By Tony Curram
The UK’s Chief Medical Officer has been slammed by introverts everywhere today after announcing social distancing will be required until at least the end of the year. With Introverts quick to point out that social distancing is required at all times.
“We have to be very realistic,” said Professor Chris Whitty “If people are hoping it’s suddenly going to move from where we are in lockdown to where suddenly into everything is gone, that is a wholly unrealistic expectation.”
Although Professor Whitt’s comments seemed reasonable, if not somewhat frustrating to most, many introverts have come forward and said Professor Whitty’s comments didn’t go far enough. Mr Clifford, a 32 year old introvert and virgin from Suffolk commented:
“Social distancing isn’t just for 2020; it’s for life! I can’t think of any reason to leave the house, short of medical emergency or the house being on fire. And even then, I’d have severe reservations. Need food? Order online. Need money? Learn a trade that fits remote working. Bored? Play World of Warcraft until your eyes bleed; it’s not difficult!”

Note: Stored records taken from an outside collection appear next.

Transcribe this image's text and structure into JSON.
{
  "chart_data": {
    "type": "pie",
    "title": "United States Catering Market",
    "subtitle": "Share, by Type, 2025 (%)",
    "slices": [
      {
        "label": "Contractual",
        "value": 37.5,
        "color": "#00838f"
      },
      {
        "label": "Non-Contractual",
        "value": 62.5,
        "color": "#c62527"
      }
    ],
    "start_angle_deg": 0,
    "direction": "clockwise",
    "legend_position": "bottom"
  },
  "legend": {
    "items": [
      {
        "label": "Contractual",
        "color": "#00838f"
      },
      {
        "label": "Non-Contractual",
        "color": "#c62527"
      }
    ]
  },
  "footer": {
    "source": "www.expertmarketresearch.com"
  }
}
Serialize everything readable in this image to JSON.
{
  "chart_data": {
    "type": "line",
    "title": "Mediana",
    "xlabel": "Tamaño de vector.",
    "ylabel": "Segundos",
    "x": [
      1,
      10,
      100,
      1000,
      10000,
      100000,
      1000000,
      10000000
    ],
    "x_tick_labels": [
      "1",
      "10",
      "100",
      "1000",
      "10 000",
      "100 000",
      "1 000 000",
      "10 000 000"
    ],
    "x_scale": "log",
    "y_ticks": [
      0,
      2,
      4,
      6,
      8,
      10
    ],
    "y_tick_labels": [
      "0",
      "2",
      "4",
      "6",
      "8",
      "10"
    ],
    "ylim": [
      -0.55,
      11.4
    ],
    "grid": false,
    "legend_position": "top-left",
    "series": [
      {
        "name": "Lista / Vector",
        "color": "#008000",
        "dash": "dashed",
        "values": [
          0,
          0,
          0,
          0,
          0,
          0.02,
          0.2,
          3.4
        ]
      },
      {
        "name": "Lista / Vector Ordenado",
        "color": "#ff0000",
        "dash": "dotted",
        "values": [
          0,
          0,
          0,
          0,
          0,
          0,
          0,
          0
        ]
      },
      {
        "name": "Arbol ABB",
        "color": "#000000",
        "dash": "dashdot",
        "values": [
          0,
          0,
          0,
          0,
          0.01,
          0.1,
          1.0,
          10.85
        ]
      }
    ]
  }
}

However many members of society are struggling without the regular sense of touch and human interaction. Mrs Whitely, an 87 year old pensioner from Bournemouth said:
“Oh I miss going out, spending time with my friends at the Bingo hall. We’d go on a bit of a mad one and have a few Gins before the midday game and get a bit loose. I just miss physical contact; sometimes I’d get there early and help Jim get his balls out and give them a good rub before the draws.”